The top Brit bands of the '60s—arguably the seven best to come out of the UK in that period, whose music is still heard on your satellite radio—had something interesting in common: their leaders/co-founders attended art school.
That would be: The Beatles' John Lennon; the Rolling Stones' Keith Richards; The Who's Pete Townshend; the Kinks' Ray Davies; Cream's Eric Clapton; Pink Floyd's Syd Barrett; and Led Zeppelin's Jimmy Page. (More art school alumni in the comments.)
Coincidence? No chance. Art schools in England in the '60s were sanctuaries of cool. And like art schools everywhere they promoted the preeminence of aesthetics, beauty, style, design. Any art student would quickly grasp the importance—and basic mechanics—of standing out from the pack.
No surprise that each of these seven musicians, after leaving art school, was able to develop a distinct style of his own, a powerful brand identity—and help his band develop its own identity.
"Design thinking" is all the rage now, because in the copycat world of business in 2010 it's tough to hammer the competition on the usual things such as cost or features.
In the world of consumer electronics, for instance, when one company lowers its price or adds a new function, competitors usually just follow suit. So one way to stand out from the herd is to make your product or service cooler than the rest. That includes enhancing its look and feel, its sensory appeal, its style, its design. (Think "any Apple product.")
Likewise, in the British pop music scene of the '60s—especially in-and-around swinging London where the aforementioned bands recorded their music and hung out in pubs with each other—there was initially some similarity to their musical products.
These fledgling rock groups all loved the edgy new music coming from across the Pond—early rock & roll, R&B, blues—and replicated it to some extent on their early recordings. But each of these groups realized they had to stake out an identity that differed from the others—musically and visually.

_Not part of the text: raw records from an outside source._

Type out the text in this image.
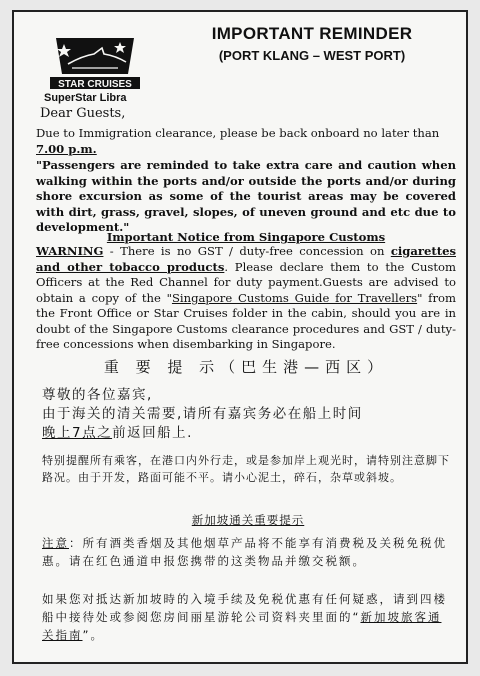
STAR CRUISES
SuperStar Libra
IMPORTANT REMINDER
(PORT KLANG – WEST PORT)
Dear Guests,
Due to Immigration clearance, please be back onboard no later than
7.00 p.m.
"Passengers are reminded to take extra care and caution when walking within the ports and/or outside the ports and/or during shore excursion as some of the tourist areas may be covered with dirt, grass, gravel, slopes, of uneven ground and etc due to development."
Important Notice from Singapore Customs
WARNING - There is no GST / duty-free concession on cigarettes and other tobacco products. Please declare them to the Custom Officers at the Red Channel for duty payment.Guests are advised to obtain a copy of the "Singapore Customs Guide for Travellers" from the Front Office or Star Cruises folder in the cabin, should you are in doubt of the Singapore Customs clearance procedures and GST / duty-free concessions when disembarking in Singapore.
重 要 提 示（巴生港—西区）
尊敬的各位嘉宾,
由于海关的清关需要,请所有嘉宾务必在船上时间
晚上7点之前返回船上.
特别提醒所有乘客，在港口内外行走，或是参加岸上观光时，请特别注意脚下路况。由于开发，路面可能不平。请小心泥土，碎石，杂草或斜坡。
新加坡通关重要提示
注意：所有酒类香烟及其他烟草产品将不能享有消费税及关税免税优惠。请在红色通道申报您携带的这类物品并缴交税额。
如果您对抵达新加坡時的入境手续及免税优惠有任何疑惑，请到四楼船中接待处或参阅您房间丽星游轮公司资料夹里面的“新加坡旅客通关指南”。
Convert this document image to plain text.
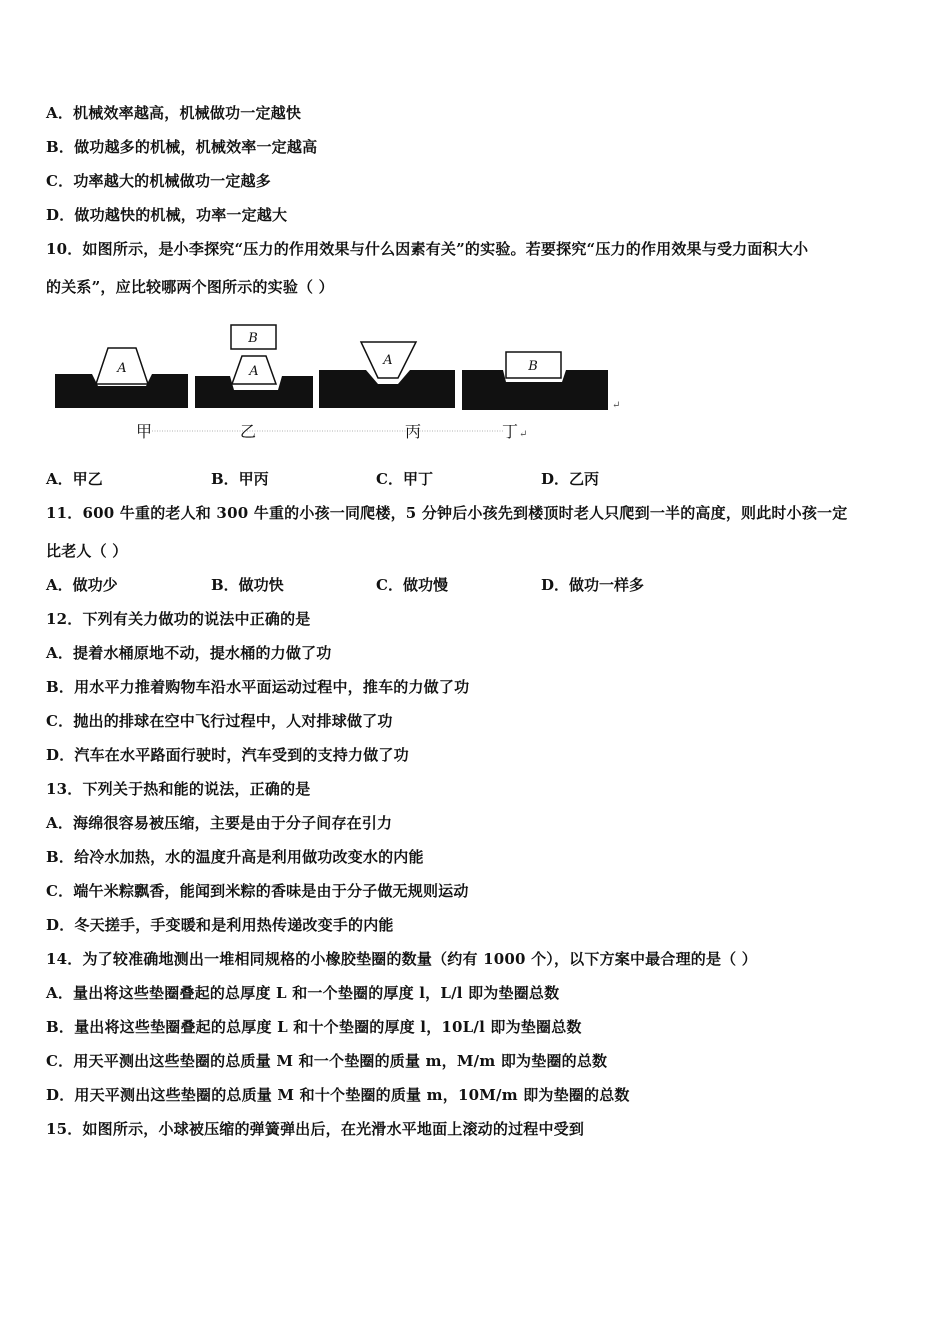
A．机械效率越高，机械做功一定越快
B．做功越多的机械，机械效率一定越高
C．功率越大的机械做功一定越多
D．做功越快的机械，功率一定越大
10．如图所示，是小李探究“压力的作用效果与什么因素有关”的实验。若要探究“压力的作用效果与受力面积大小
的关系”，应比较哪两个图所示的实验（ ）
A	A
B
A	B
↵
甲	乙	丙	丁 ↵
A．甲乙	B．甲丙	C．甲丁	D．乙丙
11．600 牛重的老人和 300 牛重的小孩一同爬楼，5 分钟后小孩先到楼顶时老人只爬到一半的高度，则此时小孩一定
比老人（ ）
A．做功少	B．做功快	C．做功慢	D．做功一样多
12．下列有关力做功的说法中正确的是
A．提着水桶原地不动，提水桶的力做了功
B．用水平力推着购物车沿水平面运动过程中，推车的力做了功
C．抛出的排球在空中飞行过程中，人对排球做了功
D．汽车在水平路面行驶时，汽车受到的支持力做了功
13．下列关于热和能的说法，正确的是
A．海绵很容易被压缩，主要是由于分子间存在引力
B．给冷水加热，水的温度升高是利用做功改变水的内能
C．端午米粽飘香，能闻到米粽的香味是由于分子做无规则运动
D．冬天搓手，手变暖和是利用热传递改变手的内能
14．为了较准确地测出一堆相同规格的小橡胶垫圈的数量（约有 1000 个），以下方案中最合理的是（ ）
A．量出将这些垫圈叠起的总厚度 L 和一个垫圈的厚度 l，L/l 即为垫圈总数
B．量出将这些垫圈叠起的总厚度 L 和十个垫圈的厚度 l，10L/l 即为垫圈总数
C．用天平测出这些垫圈的总质量 M 和一个垫圈的质量 m，M/m 即为垫圈的总数
D．用天平测出这些垫圈的总质量 M 和十个垫圈的质量 m，10M/m 即为垫圈的总数
15．如图所示，小球被压缩的弹簧弹出后，在光滑水平地面上滚动的过程中受到
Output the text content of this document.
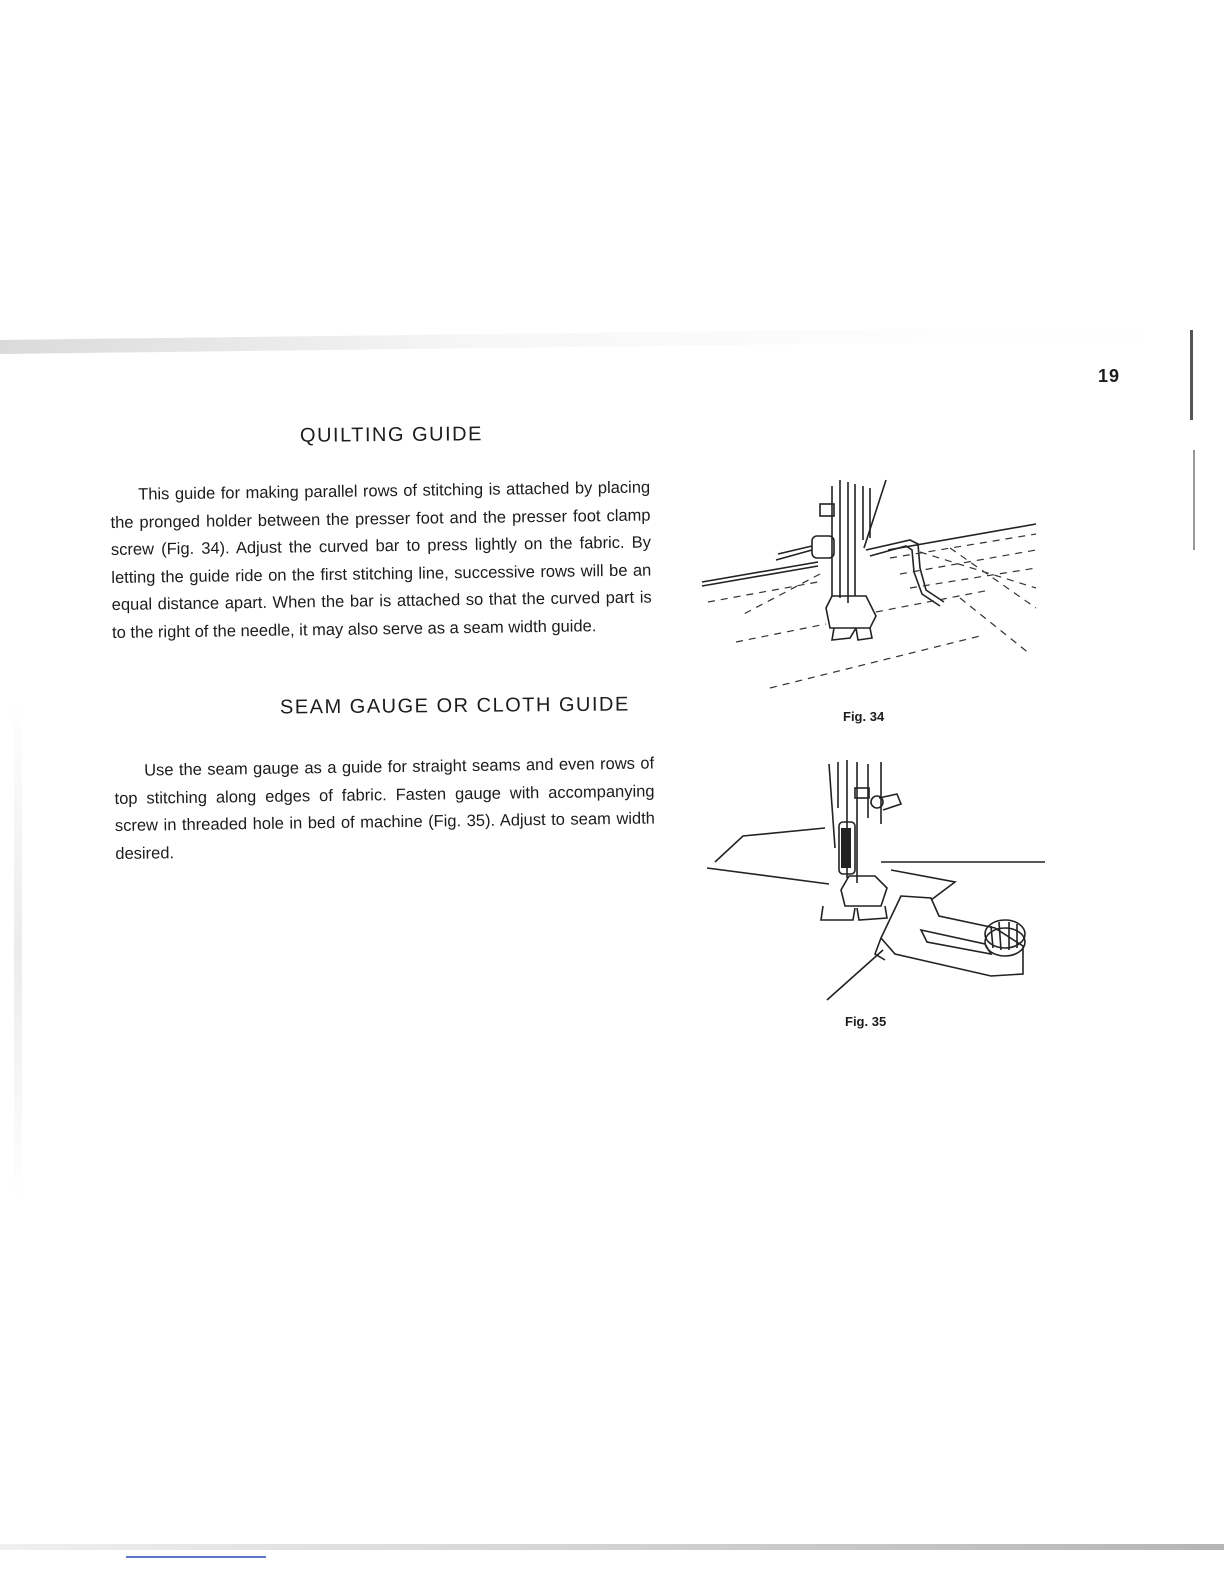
19
QUILTING GUIDE

This guide for making parallel rows of stitching is attached by placing the pronged holder between the presser foot and the presser foot clamp screw (Fig. 34). Adjust the curved bar to press lightly on the fabric. By letting the guide ride on the first stitching line, successive rows will be an equal distance apart. When the bar is attached so that the curved part is to the right of the needle, it may also serve as a seam width guide.

SEAM GAUGE OR CLOTH GUIDE

Use the seam gauge as a guide for straight seams and even rows of top stitching along edges of fabric. Fasten gauge with accompanying screw in threaded hole in bed of machine (Fig. 35). Adjust to seam width desired.

Fig. 34
Fig. 35
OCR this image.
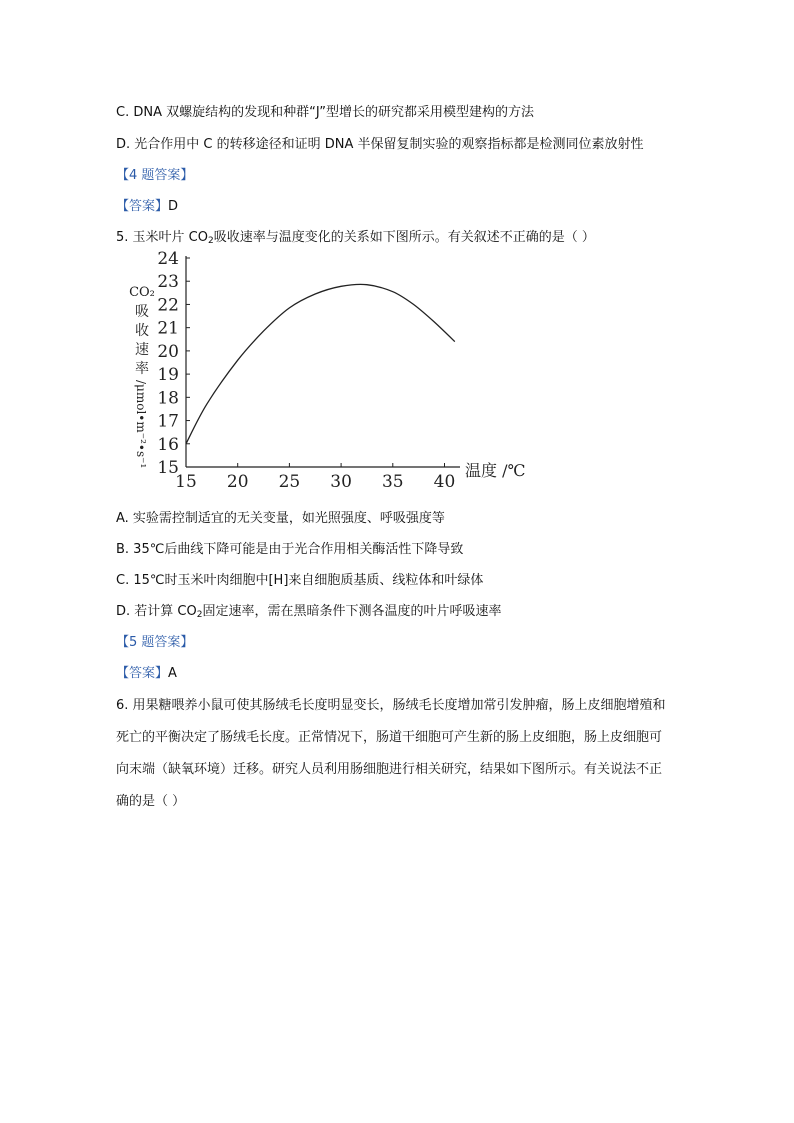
C. DNA 双螺旋结构的发现和种群“J”型增长的研究都采用模型建构的方法
D. 光合作用中 C 的转移途径和证明 DNA 半保留复制实验的观察指标都是检测同位素放射性
【4 题答案】
【答案】D
5. 玉米叶片 $CO_2$吸收速率与温度变化的关系如下图所示。有关叙述不正确的是（ ）
15
16
17
18
19
20
21
22
23
24
15 20 25 30 35 40
CO₂
吸
收
速
率
/μmol•m⁻²•s⁻¹
温度 /℃
A. 实验需控制适宜的无关变量，如光照强度、呼吸强度等
B. 35℃后曲线下降可能是由于光合作用相关酶活性下降导致
C. 15℃时玉米叶肉细胞中[H]来自细胞质基质、线粒体和叶绿体
D. 若计算 $CO_2$固定速率，需在黑暗条件下测各温度的叶片呼吸速率
【5 题答案】
【答案】A
6. 用果糖喂养小鼠可使其肠绒毛长度明显变长，肠绒毛长度增加常引发肿瘤，肠上皮细胞增殖和
死亡的平衡决定了肠绒毛长度。正常情况下，肠道干细胞可产生新的肠上皮细胞，肠上皮细胞可
向末端（缺氧环境）迁移。研究人员利用肠细胞进行相关研究，结果如下图所示。有关说法不正
确的是（ ）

The result was an explosion of style, on many levels. The Beatles, Stones, and Who, for instance—though starting from similar roots (a common love of American R&B, a desire to write their own songs, an appreciation of the art of performance, a goal to sell records to young fans, etc.)—went in diverse directions, each with a very different sound, look, and style.
The Beatles went from pop moptops to psychedelic revolutionaries; the Stones cultivated a more primitive sound and a tougher image to become the anti-Beatles; The Who adopted a Mod fashion look and a destructive stage persona that set them apart from everyone.
Though some had longer lives than others, all seven bands did an extraordinary job of defining themselves and their artistic products. This was differentiation by design, in every sense of the word.
Are the lessons obvious for today's business?